Discovering the Flora and Fauna of New York State

For as long as humanity has been around, nature has played a role of integrity. While not as deeply interwoven in humans’ daily lives as it was for their ancestors, it still holds a strong importance.

Though perhaps one may not be aware of it, seeing nature daily has a direct positive impact on the psyche. The Yale Environment 360’s article “Ecopsychology: How Immersion in Nature Benefits Your Health” notes, “A growing body of research points to the beneficial effects that exposure to the natural world has on health, reducing stress and promoting healing.” One study led by Mathew P. White in 2019 showed that spending time in nature can be extremely beneficial to one’s overall health, concluding that spending at least two hours outside helps with psychological well-being.

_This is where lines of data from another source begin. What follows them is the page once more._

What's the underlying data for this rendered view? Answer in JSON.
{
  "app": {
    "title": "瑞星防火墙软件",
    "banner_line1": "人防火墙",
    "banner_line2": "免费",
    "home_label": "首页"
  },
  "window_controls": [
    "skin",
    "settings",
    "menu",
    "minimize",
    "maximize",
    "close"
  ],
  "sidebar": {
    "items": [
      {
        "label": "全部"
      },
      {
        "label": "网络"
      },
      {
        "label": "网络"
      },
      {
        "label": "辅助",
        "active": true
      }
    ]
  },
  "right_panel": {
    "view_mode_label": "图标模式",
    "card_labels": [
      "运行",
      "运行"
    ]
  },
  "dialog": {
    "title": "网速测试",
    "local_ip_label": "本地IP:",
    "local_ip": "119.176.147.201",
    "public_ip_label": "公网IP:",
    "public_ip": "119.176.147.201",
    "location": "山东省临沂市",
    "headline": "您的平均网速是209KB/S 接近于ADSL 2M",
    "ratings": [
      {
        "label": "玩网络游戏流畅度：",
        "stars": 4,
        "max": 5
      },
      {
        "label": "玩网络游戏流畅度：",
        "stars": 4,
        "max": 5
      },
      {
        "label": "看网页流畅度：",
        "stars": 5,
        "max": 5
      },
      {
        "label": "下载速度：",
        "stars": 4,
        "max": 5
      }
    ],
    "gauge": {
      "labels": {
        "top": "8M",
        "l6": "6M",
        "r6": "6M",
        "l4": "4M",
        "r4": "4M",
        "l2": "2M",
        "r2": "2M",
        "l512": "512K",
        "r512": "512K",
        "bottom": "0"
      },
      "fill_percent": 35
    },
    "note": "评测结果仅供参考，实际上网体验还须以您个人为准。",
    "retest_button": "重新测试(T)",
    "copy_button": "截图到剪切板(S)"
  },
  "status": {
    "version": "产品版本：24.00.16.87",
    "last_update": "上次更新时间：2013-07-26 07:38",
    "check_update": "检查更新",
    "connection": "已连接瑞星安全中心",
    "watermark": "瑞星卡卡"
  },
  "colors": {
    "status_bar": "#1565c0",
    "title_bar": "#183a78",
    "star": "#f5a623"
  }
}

Simply being in nature is important for humans, and yet it seems as though many people have become increasingly detached from it. Another study, published by the American Association for the Advancement of Science Online in 2002, was entitled “Why Conservationists Should Heed Pokémon” (a rather humorous title for such a dismal subject). It wrote that children, on average, can name more Pokémon characters than natural species. Now, this is not a hostile act aimed directly at Pokémon but rather an opportunity to pose a question: Why does it seem as though people are more disconnected from nature now than ever before? Perhaps this summer is a perfect opportunity to reconnect with it.

New York State is bustling with thousands of different animals, from commonly seen squirrels and rabbits to rarer foxes, bluebirds, and even bats. One species of animal that can be spotted during summers is the white-tailed deer. These deer have especially acute eyesight and hearing and are also good swimmers. Fawns often have white spots spread across their coats (most often on their backs), making them particularly easy to locate (just make sure to be smooth and serene to avoid scaring them away!). 

Stoycho Velkovsky, a biology teacher, is enthusiastic about another species: “One thing that’s great is, starting right around now, ospreys are starting to come back.” He explained that ospreys are “predatory bird[s] that eat fish,” and they look like “a typical hawk-type bird [with] brown, soaring wings.” He added, “You’ll see them swoop down and catch a fish in their talons, and then carry them back to their nest.” 

In addition to those found on land and in the air, many animals reside in the sea; in the nearby Atlantic Ocean are whales, which can be spotted all year round off the state’s coast but are found in larger numbers during the summer months. 

A myriad of plants also flourishes during the summer season. The Northern Blueflag thrives during the summer with its vibrant blues and violets. The Joe-Pye Weed also grows during these months, particularly during mid-to-late summer. Butterflies flock to this plant, as they do to milkweed (heed botanists’ warning that milkweed is, in fact, poisonous to humans when consumed!). The Joe-Pye Weed looks as though it has grown impressive, multicolored rose bushels of fur. “I am aware of two gorgeous flowers that bloom [during the summer]. Firstly, I know of the tiger lily, a flower that kind of looks like the lily [of] the valley shape-wise but assumes a bright orange color with dark brown accents, making it look like a tiger!” exclaimed Olivia Lanteri, a sophomore and member of the Environmental Club. “The other flower is the sunflower, which I know grows plentifully out in the Hamptons during the prime summer months.” Plants other than flowering ones also grow abundantly, with a cornucopia of different deciduous trees often seen throughout the state; maples, oak, and sweetgum are only a few examples.

To spot these lovely organisms, one can go to a plethora of different locations. Fire Island National Seashore, Mashomack Preserve, and Jones Beach State Park offer a glimpse into the coastal ecosystems of New York State. Even observing mere native salt marshes on the coast can deliver a view into the ecosystems located all around. For a closer opportunity, Tanglewood Preserve in Rockville Centre offers a look at organisms that live near Lynbrook. “No matter how much human influence there is, there are still [other living] things around us, and it’s always important to keep an eye on what species there are around you,” Velkovsky explained. If one has a desire to observe the many organisms and general ecosystems existing in upstate New York, he/she can look to Catskill Park or even Niagara Falls State Park.

Staying educated about nature holds a lofty importance in peoples’ lives. “[W]e rely on plants and animals where we live to maintain healthy ecosystems. Those ecosystems provide resources such as air, food, and water that we need for survival,” remarked Jeanette Meszaros, biology teacher. “Exposure to nature makes you feel better emotionally. It also contributes to your physical wellbeing, reducing blood pressure, heart rate, muscle tension, and decrease in the production of stress hormones,” she adds. 

Humans inherently rely on nature to produce life; it is an ever knowing and everlasting enigma that has always been a part of this planet. It is a source of inspiration and happiness for many; it holds answers to questions that have plagued humanity for as long as it has existed. Thus, perhaps one should continue to try to be aware of its importance and of the protection from the human species that it requires. In the words of astrophysicist Carl Sagan, “[N]ature is always more subtle, more intricate, more elegant than what we are able to imagine.”